The key challenge is introducing measures and checks for near-instantaneous intervention to protect classified information while not introducing so much friction that intelligence professionals cannot be fast and agile in their work. Protecting secrets is important, but if an analyst is on a tight deadline to write a product warning of a potential attack, being suddenly unable to access important information because of bad algorithm parameters would be potentially disastrous. Technologies like zero trust and blockchain—used correctly—have the potential to protect classified information while allowing intelligence professionals to do their jobs. Sadly, most leaks are followed by overcorrections that limit agile reporting and create layers of costly bureaucracy. The opportunity cost is clear. Every redundant security official is one less analyst tracking threats. Instead, some of the rote responsibilities of a security job could be done by embracing emerging technologies and business best practices.
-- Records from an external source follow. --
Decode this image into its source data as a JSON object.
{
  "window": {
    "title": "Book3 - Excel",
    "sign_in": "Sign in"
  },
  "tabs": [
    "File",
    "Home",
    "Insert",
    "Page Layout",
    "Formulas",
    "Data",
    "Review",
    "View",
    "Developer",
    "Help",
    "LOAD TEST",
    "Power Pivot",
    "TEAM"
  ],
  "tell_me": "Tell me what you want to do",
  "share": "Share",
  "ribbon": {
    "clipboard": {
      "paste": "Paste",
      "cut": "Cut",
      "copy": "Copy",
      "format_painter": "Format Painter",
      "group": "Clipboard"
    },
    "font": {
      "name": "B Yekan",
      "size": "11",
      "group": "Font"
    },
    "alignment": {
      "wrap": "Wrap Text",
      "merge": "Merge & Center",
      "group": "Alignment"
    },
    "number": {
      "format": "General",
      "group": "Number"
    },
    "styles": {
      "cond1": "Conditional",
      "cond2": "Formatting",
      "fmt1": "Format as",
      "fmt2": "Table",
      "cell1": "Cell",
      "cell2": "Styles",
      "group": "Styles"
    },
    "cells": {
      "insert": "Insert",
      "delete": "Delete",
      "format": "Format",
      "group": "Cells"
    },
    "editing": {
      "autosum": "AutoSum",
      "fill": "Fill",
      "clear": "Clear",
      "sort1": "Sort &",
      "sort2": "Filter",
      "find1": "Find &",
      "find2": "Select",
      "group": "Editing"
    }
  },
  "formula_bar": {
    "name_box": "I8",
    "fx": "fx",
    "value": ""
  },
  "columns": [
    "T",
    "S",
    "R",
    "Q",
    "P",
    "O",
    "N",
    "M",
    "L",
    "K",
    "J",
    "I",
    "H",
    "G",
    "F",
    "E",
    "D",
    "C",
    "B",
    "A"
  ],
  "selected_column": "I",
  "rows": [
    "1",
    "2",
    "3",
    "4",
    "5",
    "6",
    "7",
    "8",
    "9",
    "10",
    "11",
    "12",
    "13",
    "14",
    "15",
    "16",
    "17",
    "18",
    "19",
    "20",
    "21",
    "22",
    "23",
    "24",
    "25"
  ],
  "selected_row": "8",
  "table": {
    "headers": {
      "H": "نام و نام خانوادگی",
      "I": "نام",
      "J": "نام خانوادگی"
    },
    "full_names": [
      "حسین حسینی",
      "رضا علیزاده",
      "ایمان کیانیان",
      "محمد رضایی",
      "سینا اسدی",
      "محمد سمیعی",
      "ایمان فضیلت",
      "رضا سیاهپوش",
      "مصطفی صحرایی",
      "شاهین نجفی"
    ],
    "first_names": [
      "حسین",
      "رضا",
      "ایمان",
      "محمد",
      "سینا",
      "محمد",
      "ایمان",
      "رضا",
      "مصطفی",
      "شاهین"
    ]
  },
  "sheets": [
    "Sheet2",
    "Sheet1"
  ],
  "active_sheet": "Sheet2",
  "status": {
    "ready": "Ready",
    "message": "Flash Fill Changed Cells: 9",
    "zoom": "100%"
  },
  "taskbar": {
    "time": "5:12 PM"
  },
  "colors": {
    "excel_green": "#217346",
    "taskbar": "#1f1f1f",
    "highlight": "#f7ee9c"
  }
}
It may be time to also monitor publicly available online activity of those with high-level clearances, which would show when individuals who have already agreed to be monitored are experiencing changes in behavior that warrant deeper investigations. Most leaks are linked to ego, and data can see when someone is desperate for attention and validation in a manner that increases national security risks. It is a dramatic level of monitoring, but not far beyond the level of scrutiny those with a clearance already undergo, from financial monitoring to polygraphs to reporting travel and outside contacts. That is the cost associated with the privilege of having access to the nation’s most sensitive secrets.
Beyond CE, the IC and government at large need to learn from industry practices and embrace new technologies. First, they should take a page out of the credit card industry’s book and start crafting behavior-based algorithms for internal activity and pilot it with a unit that is highly respected but rarely operating under a painfully urgent deadline, like the National Intelligence Council, and once proven, roll it out to the large community. Second, embrace the promise of blockchain. Pilot test treating intelligence reports and access as nonfungible tokens that can be tracked, exchanged, and temporarily opened and closed. This test should ensure the introduction of new methods does not slow workflow and allows intelligence professionals to focus on their core mission. In addition, it should include test cases for sharing timely data with partners.
The intelligence community will never stop all leaks, but it can minimize the damage and detect them early enough to preempt disaster. Everybody has the potential to lie, cheat, steal, and leak even the most sensitive secrets, often for the basest of human reasons: the fragility of ego and desire to profit. No government will ever stop leaking and espionage. Wise governments will always find ways to make stealing their secrets more difficult and most importantly, brief.
Emily Harding is the deputy director and senior fellow with the International Security Program at the Center for Strategic and International Studies (CSIS) in Washington, D.C. Benjamin Jensen is a senior fellow for future war, gaming, and strategy with the CSIS International Security Program.